# Entropic Thoughts

In estimation, it’s easy to accidentally spend a lot of time to improve the accuracy of an estimation or forecast based on data that is fundamentally very imprecise. It’s important to know how the uncertainty of the input data trickles through to the estimation and affects its accuracy. It is senseless to try to achieve greater accuracy than that, because it won’t happen even with the most heroic of efforts.

A community member of Metaculus asks,

Has anyone figured out a rough heuristic for predicting the next week’s sun-hours based on weather forecasts? This week I was like “oh, it’s been pretty cloudy, so it’ll be ~58hrs”. Then it’s 74! The same happened the last couple of weeks.

One’s first instict in situations like this should be a back-of-the-napkin calculation of what accuracy is even theoretically possible. First, some basic knowledge we will need:

• Cloud cover is measured in okta, which is 1/8th of the sky. So one okta is 12.5 % of the sky covered.
• The highest amount of weekly sun in this location in recent history has been 118 hours, so to be conservative, let’s say the maximum possible sun is 120 hours.

The ecmwf publishes probabilistic weather forecasts including cloud coverage, which lets us deduce the standard error of daily cloud coverage forecasting. At the time of writing, their 80 % interval (the narrower bars in the bar-and-whisker plot) seems to cover on average about 5.2 okta.

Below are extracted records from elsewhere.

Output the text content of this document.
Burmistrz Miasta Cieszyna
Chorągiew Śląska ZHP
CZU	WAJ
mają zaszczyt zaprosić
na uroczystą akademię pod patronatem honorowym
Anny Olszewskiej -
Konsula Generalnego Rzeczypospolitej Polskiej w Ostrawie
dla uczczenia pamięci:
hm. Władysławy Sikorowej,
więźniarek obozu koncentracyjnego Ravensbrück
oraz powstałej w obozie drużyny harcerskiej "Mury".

Since we’re just shooting the breeze here, let’s assume a normal distribution1 Eyeballing the distributions, it’s clearly not normal, but maybe close enough to get some numbers going., because that lets us translate the 5.2 okta into a standard deviation, by dividing by two (to get a one-sided z-score) and then looking up what z score corresponds to 10 % (it’s 1.128), and dividing by that also.

$\frac{5.2}{2 \times 1.128} \approx 2.3$

So the standard error of the daily cloud coverage forecast is 2.3 okta.2 For a reality check, since the 25–75 % range of the normal distribution has a z-score of ±0.67, we will expect to see cloud coverage differ from the forecast by more than 2.3×0.67 = 1.6 okta more than half the time. This is a very uncertain forecast.

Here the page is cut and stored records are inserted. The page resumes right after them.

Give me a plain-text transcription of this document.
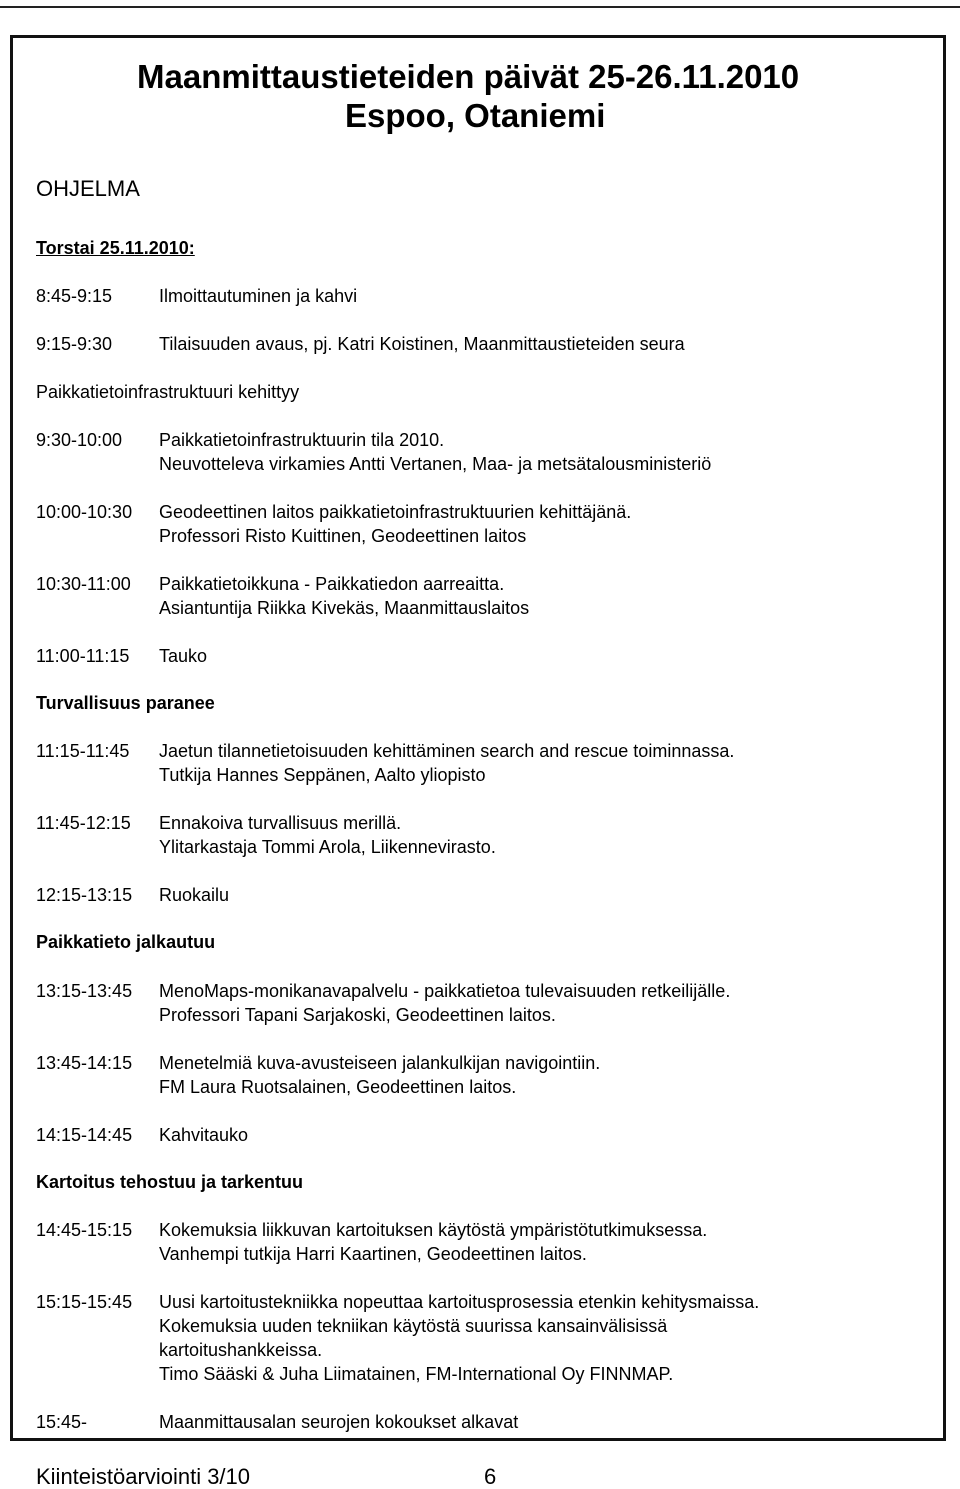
Maanmittaustieteiden päivät 25-26.11.2010
Espoo, Otaniemi
OHJELMA
Torstai 25.11.2010:
8:45-9:15	Ilmoittautuminen ja kahvi
9:15-9:30	Tilaisuuden avaus, pj. Katri Koistinen, Maanmittaustieteiden seura
Paikkatietoinfrastruktuuri kehittyy
9:30-10:00 Paikkatietoinfrastruktuurin tila 2010.
Neuvotteleva virkamies Antti Vertanen, Maa- ja metsätalousministeriö
10:00-10:30 Geodeettinen laitos paikkatietoinfrastruktuurien kehittäjänä.
Professori Risto Kuittinen, Geodeettinen laitos
10:30-11:00 Paikkatietoikkuna - Paikkatiedon aarreaitta.
Asiantuntija Riikka Kivekäs, Maanmittauslaitos
11:00-11:15 Tauko
Turvallisuus paranee
11:15-11:45 Jaetun tilannetietoisuuden kehittäminen search and rescue toiminnassa.
Tutkija Hannes Seppänen, Aalto yliopisto
11:45-12:15 Ennakoiva turvallisuus merillä.
Ylitarkastaja Tommi Arola, Liikennevirasto.
12:15-13:15 Ruokailu
Paikkatieto jalkautuu
13:15-13:45 MenoMaps-monikanavapalvelu - paikkatietoa tulevaisuuden retkeilijälle.
Professori Tapani Sarjakoski, Geodeettinen laitos.
13:45-14:15 Menetelmiä kuva-avusteiseen jalankulkijan navigointiin.
FM Laura Ruotsalainen, Geodeettinen laitos.
14:15-14:45 Kahvitauko
Kartoitus tehostuu ja tarkentuu
14:45-15:15 Kokemuksia liikkuvan kartoituksen käytöstä ympäristötutkimuksessa.
Vanhempi tutkija Harri Kaartinen, Geodeettinen laitos.
15:15-15:45 Uusi kartoitustekniikka nopeuttaa kartoitusprosessia etenkin kehitysmaissa.
Kokemuksia uuden tekniikan käytöstä suurissa kansainvälisissä
kartoitushankkeissa.
Timo Sääski & Juha Liimatainen, FM-International Oy FINNMAP.
15:45-	Maanmittausalan seurojen kokoukset alkavat
Kiinteistöarviointi 3/10	6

# Tie uncertainty into your estimation

If “percent of sky covered with clouds” translates directly to sun hours, that gives us an upper limit on the accuracy of an estimation of sun hours for next week.

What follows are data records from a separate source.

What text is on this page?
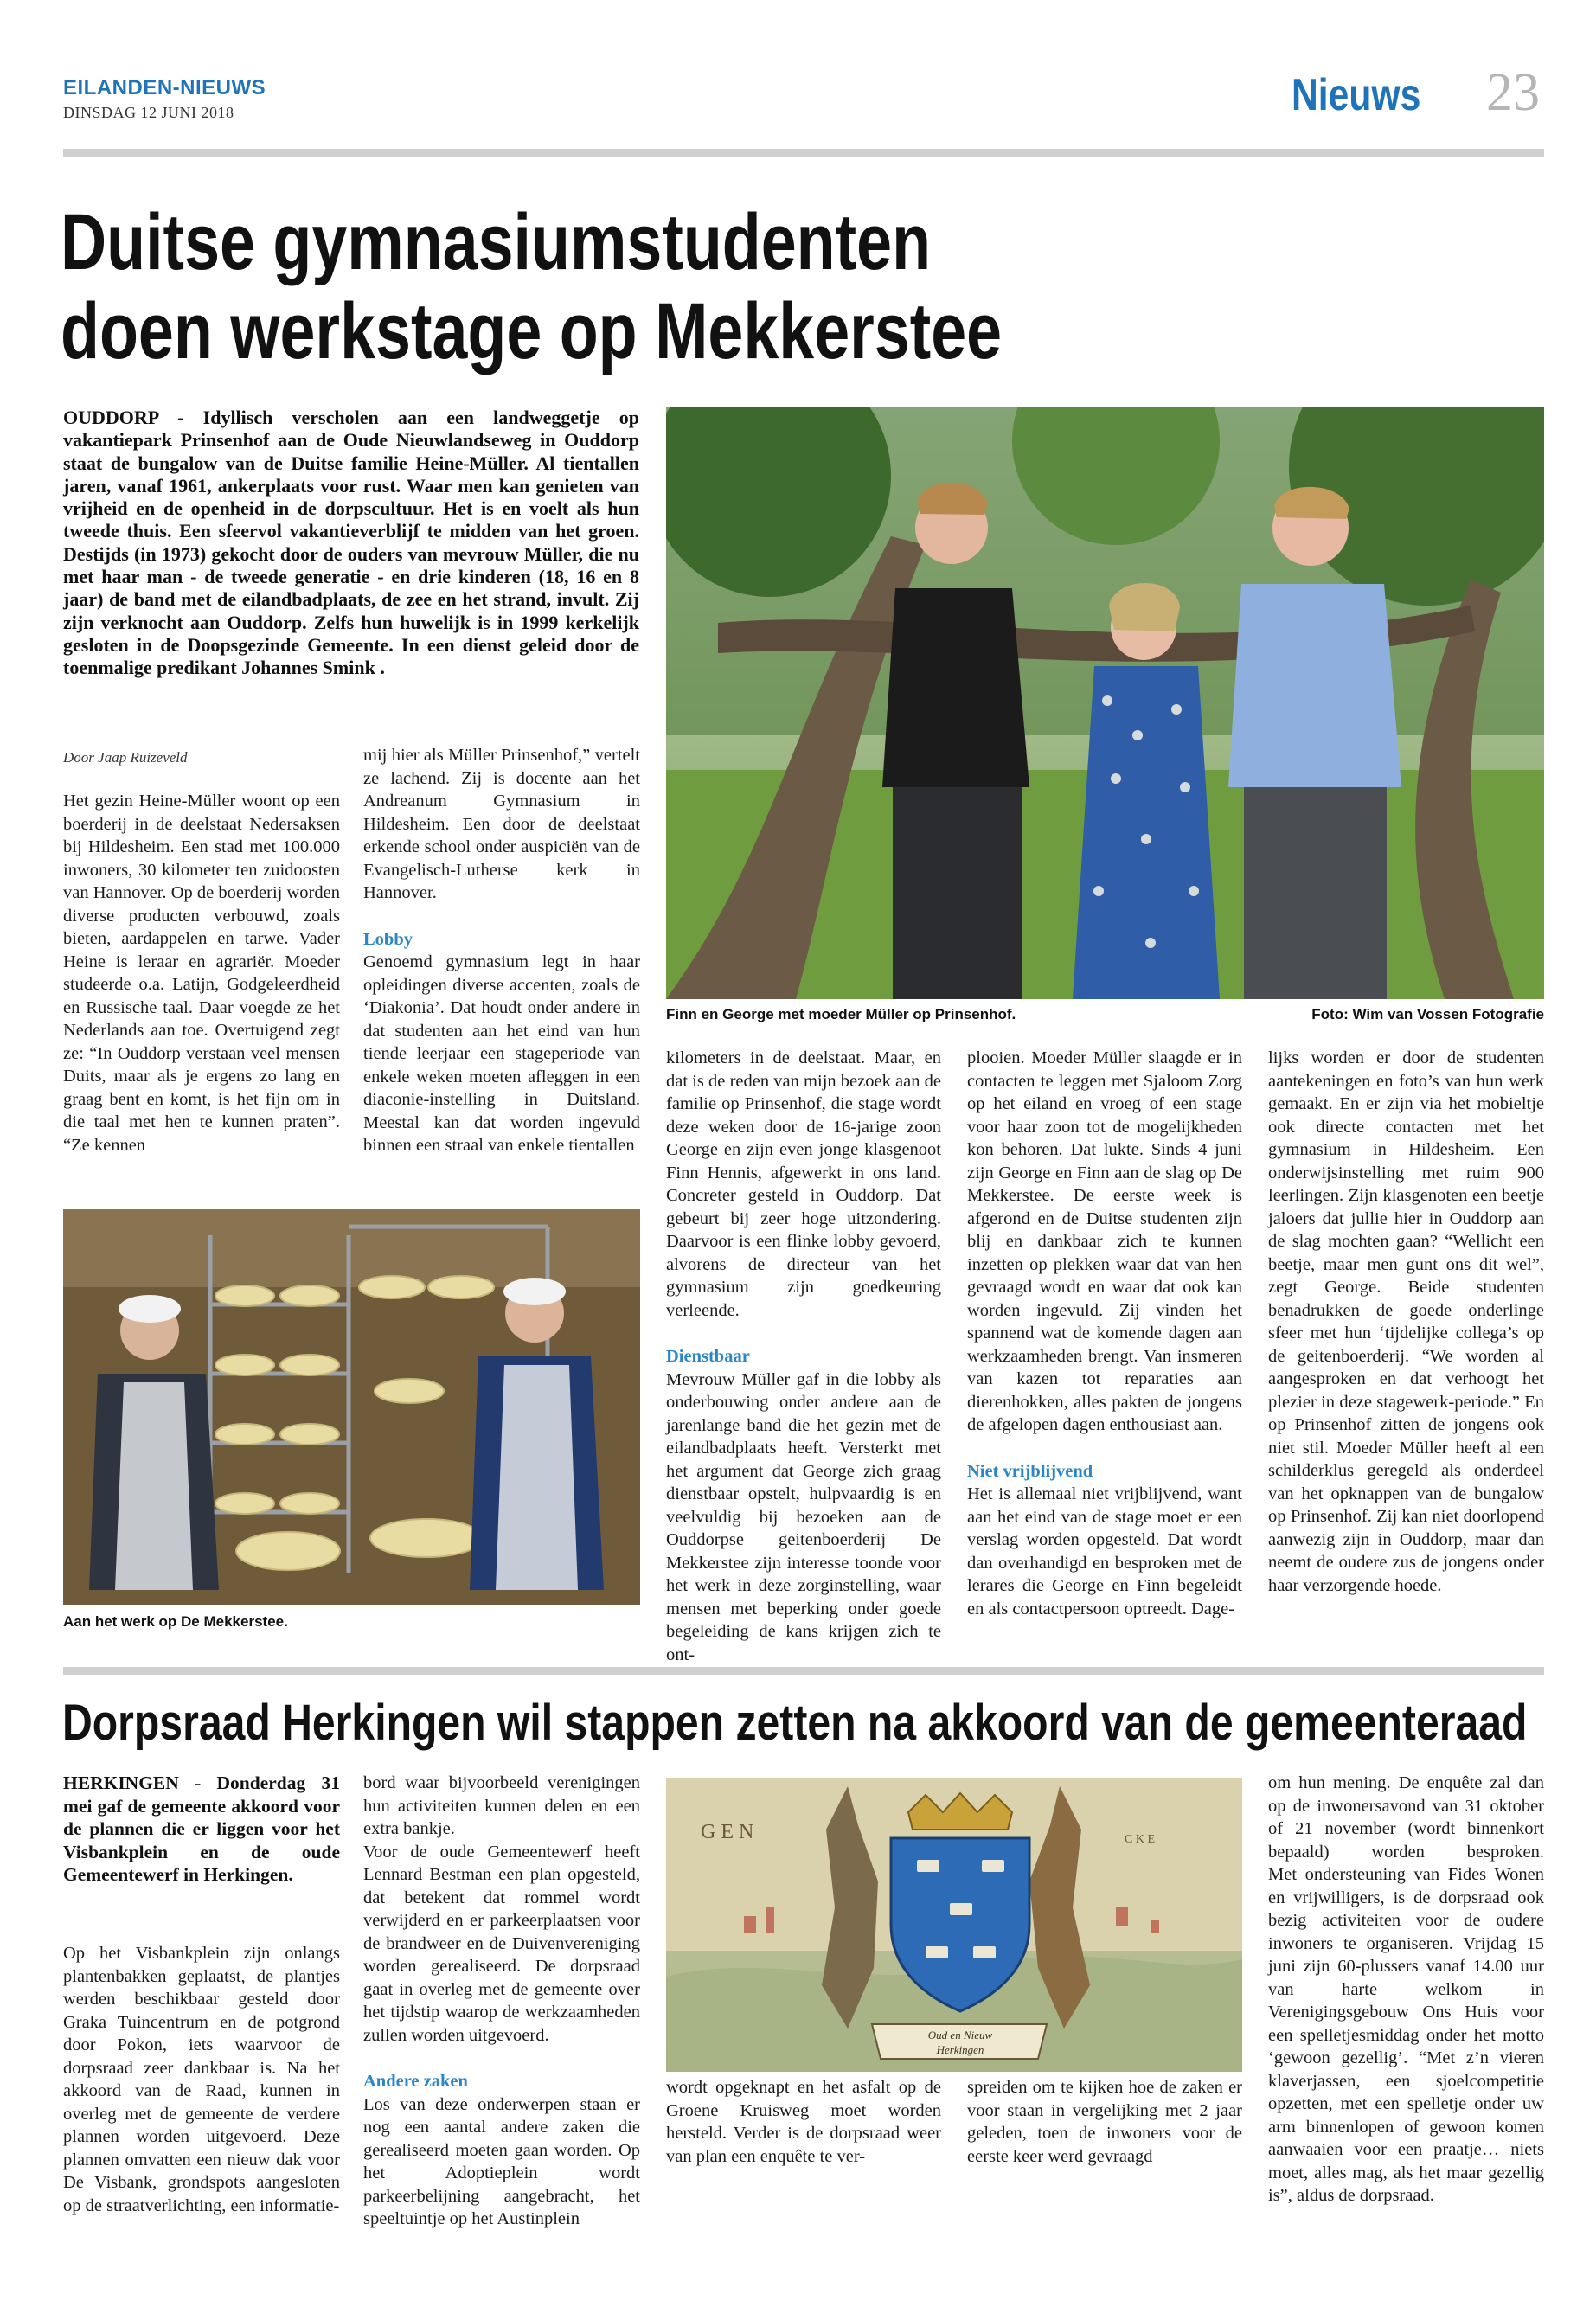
EILANDEN-NIEUWS
DINSDAG 12 JUNI 2018	Nieuws 23
Duitse gymnasiumstudenten
doen werkstage op Mekkerstee
OUDDORP - Idyllisch verscholen aan een landweggetje op vakantiepark Prinsenhof aan de Oude Nieuwlandseweg in Ouddorp staat de bungalow van de Duitse familie Heine-Müller. Al tientallen jaren, vanaf 1961, ankerplaats voor rust. Waar men kan genieten van vrijheid en de openheid in de dorpscultuur. Het is en voelt als hun tweede thuis. Een sfeervol vakantieverblijf te midden van het groen. Destijds (in 1973) gekocht door de ouders van mevrouw Müller, die nu met haar man - de tweede generatie - en drie kinderen (18, 16 en 8 jaar) de band met de eilandbadplaats, de zee en het strand, invult. Zij zijn verknocht aan Ouddorp. Zelfs hun huwelijk is in 1999 kerkelijk gesloten in de Doopsgezinde Gemeente. In een dienst geleid door de toenmalige predikant Johannes Smink .
Door Jaap Ruizeveld

Het gezin Heine-Müller woont op een boerderij in de deelstaat Nedersaksen bij Hildesheim. Een stad met 100.000 inwoners, 30 kilometer ten zuidoosten van Hannover. Op de boerderij worden diverse producten verbouwd, zoals bieten, aardappelen en tarwe. Vader Heine is leraar en agrariër. Moeder studeerde o.a. Latijn, Godgeleerdheid en Russische taal. Daar voegde ze het Nederlands aan toe. Overtuigend zegt ze: “In Ouddorp verstaan veel mensen Duits, maar als je ergens zo lang en graag bent en komt, is het fijn om in die taal met hen te kunnen praten”. “Ze kennen

mij hier als Müller Prinsenhof,” vertelt ze lachend. Zij is docente aan het Andreanum Gymnasium in Hildesheim. Een door de deelstaat erkende school onder auspiciën van de Evangelisch-Lutherse kerk in Hannover.

Lobby

Genoemd gymnasium legt in haar opleidingen diverse accenten, zoals de ‘Diakonia’. Dat houdt onder andere in dat studenten aan het eind van hun tiende leerjaar een stageperiode van enkele weken moeten afleggen in een diaconie-instelling in Duitsland. Meestal kan dat worden ingevuld binnen een straal van enkele tientallen

Finn en George met moeder Müller op Prinsenhof.	Foto: Wim van Vossen Fotografie
Aan het werk op De Mekkerstee.

kilometers in de deelstaat. Maar, en dat is de reden van mijn bezoek aan de familie op Prinsenhof, die stage wordt deze weken door de 16-jarige zoon George en zijn even jonge klasgenoot Finn Hennis, afgewerkt in ons land. Concreter gesteld in Ouddorp. Dat gebeurt bij zeer hoge uitzondering. Daarvoor is een flinke lobby gevoerd, alvorens de directeur van het gymnasium zijn goedkeuring verleende.

Dienstbaar

Mevrouw Müller gaf in die lobby als onderbouwing onder andere aan de jarenlange band die het gezin met de eilandbadplaats heeft. Versterkt met het argument dat George zich graag dienstbaar opstelt, hulpvaardig is en veelvuldig bij bezoeken aan de Ouddorpse geitenboerderij De Mekkerstee zijn interesse toonde voor het werk in deze zorginstelling, waar mensen met beperking onder goede begeleiding de kans krijgen zich te ont-

plooien. Moeder Müller slaagde er in contacten te leggen met Sjaloom Zorg op het eiland en vroeg of een stage voor haar zoon tot de mogelijkheden kon behoren. Dat lukte. Sinds 4 juni zijn George en Finn aan de slag op De Mekkerstee. De eerste week is afgerond en de Duitse studenten zijn blij en dankbaar zich te kunnen inzetten op plekken waar dat van hen gevraagd wordt en waar dat ook kan worden ingevuld. Zij vinden het spannend wat de komende dagen aan werkzaamheden brengt. Van insmeren van kazen tot reparaties aan dierenhokken, alles pakten de jongens de afgelopen dagen enthousiast aan.

Niet vrijblijvend

Het is allemaal niet vrijblijvend, want aan het eind van de stage moet er een verslag worden opgesteld. Dat wordt dan overhandigd en besproken met de lerares die George en Finn begeleidt en als contactpersoon optreedt. Dage-

lijks worden er door de studenten aantekeningen en foto’s van hun werk gemaakt. En er zijn via het mobieltje ook directe contacten met het gymnasium in Hildesheim. Een onderwijsinstelling met ruim 900 leerlingen. Zijn klasgenoten een beetje jaloers dat jullie hier in Ouddorp aan de slag mochten gaan? “Wellicht een beetje, maar men gunt ons dit wel”, zegt George. Beide studenten benadrukken de goede onderlinge sfeer met hun ‘tijdelijke collega’s op de geitenboerderij. “We worden al aangesproken en dat verhoogt het plezier in deze stagewerk-periode.” En op Prinsenhof zitten de jongens ook niet stil. Moeder Müller heeft al een schilderklus geregeld als onderdeel van het opknappen van de bungalow op Prinsenhof. Zij kan niet doorlopend aanwezig zijn in Ouddorp, maar dan neemt de oudere zus de jongens onder haar verzorgende hoede.

Dorpsraad Herkingen wil stappen zetten na akkoord van de gemeenteraad
HERKINGEN - Donderdag 31 mei gaf de gemeente akkoord voor de plannen die er liggen voor het Visbankplein en de oude Gemeentewerf in Herkingen.

Op het Visbankplein zijn onlangs plantenbakken geplaatst, de plantjes werden beschikbaar gesteld door Graka Tuincentrum en de potgrond door Pokon, iets waarvoor de dorpsraad zeer dankbaar is. Na het akkoord van de Raad, kunnen in overleg met de gemeente de verdere plannen worden uitgevoerd. Deze plannen omvatten een nieuw dak voor De Visbank, grondspots aangesloten op de straatverlichting, een informatie-

bord waar bijvoorbeeld verenigingen hun activiteiten kunnen delen en een extra bankje.

Voor de oude Gemeentewerf heeft Lennard Bestman een plan opgesteld, dat betekent dat rommel wordt verwijderd en er parkeerplaatsen voor de brandweer en de Duivenvereniging worden gerealiseerd. De dorpsraad gaat in overleg met de gemeente over het tijdstip waarop de werkzaamheden zullen worden uitgevoerd.

Andere zaken

Los van deze onderwerpen staan er nog een aantal andere zaken die gerealiseerd moeten gaan worden. Op het Adoptieplein wordt parkeerbelijning aangebracht, het speeltuintje op het Austinplein

G E N	C K E
Oud en Nieuw
Herkingen

wordt opgeknapt en het asfalt op de Groene Kruisweg moet worden hersteld. Verder is de dorpsraad weer van plan een enquête te ver-

spreiden om te kijken hoe de zaken er voor staan in vergelijking met 2 jaar geleden, toen de inwoners voor de eerste keer werd gevraagd

om hun mening. De enquête zal dan op de inwonersavond van 31 oktober of 21 november (wordt binnenkort bepaald) worden besproken.

Met ondersteuning van Fides Wonen en vrijwilligers, is de dorpsraad ook bezig activiteiten voor de oudere inwoners te organiseren. Vrijdag 15 juni zijn 60-plussers vanaf 14.00 uur van harte welkom in Verenigingsgebouw Ons Huis voor een spelletjesmiddag onder het motto ‘gewoon gezellig’. “Met z’n vieren klaverjassen, een sjoelcompetitie opzetten, met een spelletje onder uw arm binnenlopen of gewoon komen aanwaaien voor een praatje… niets moet, alles mag, als het maar gezellig is”, aldus de dorpsraad.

If we are a little sloppy with terminology, a week contains 7×8=56 daily okta. If we take all the daily cloud coverage forecasts in a week together, the standard error for the entire week should be $$2.3 \sqrt{7} \approx 6.1$$. Thus, the weekly cloud coverage forecast error is in the ballpark of 11 %.

The maximum weekly number of sun hours was 120. Taking 11 % of this gives us a standard error of the sun-hour estimation of ±13 hours, which in turn means that 90 % of the time, we will see the actual sun-hours be within 1.645×13 = ±21.5 hours of our forecast, even when we are forecasting optimally – simply due to the uncertainty in the cloud cover forecast.

Thus, the initial problem of the actual sun-hours deviating by 16 from the forecast is completely normal for this type of data. We shouldn’t expect to do better even if we had a perfect forecasting method!

# Analysis for a more exact solution

In this case we did the translation from input error to forecast error very sloppily. This is probably fine for a majority of forecasts. In some cases we might want a more exact solution, an expression that tells us exactly how uncertain the forecast is based on uncertainty in the inputs.

In the simplest case, the forecast is a one-dimensional function of just one input; it will look like a regular curve on the X and Y plane. The question then becomes: How much does this function change due to small fluctuations in the input? This is what derivatives solve for us!

To use a somewhat simple example, what is the effect of error in radius measurement on the estimation of sphere volume? The volume of a sphere is given by $$V = 4/3 \pi r^3$$, with first order derivative

$\frac{dV}{dr} = 3r^2$

Which means a 5 % error in radius measurement turns into roughly a 10 % error in volume estimation, due to the square: $$1.05^2 \approx 1.1$$. If we want an even more exact result, we can add in higher order derivatives (think Taylor series expansion).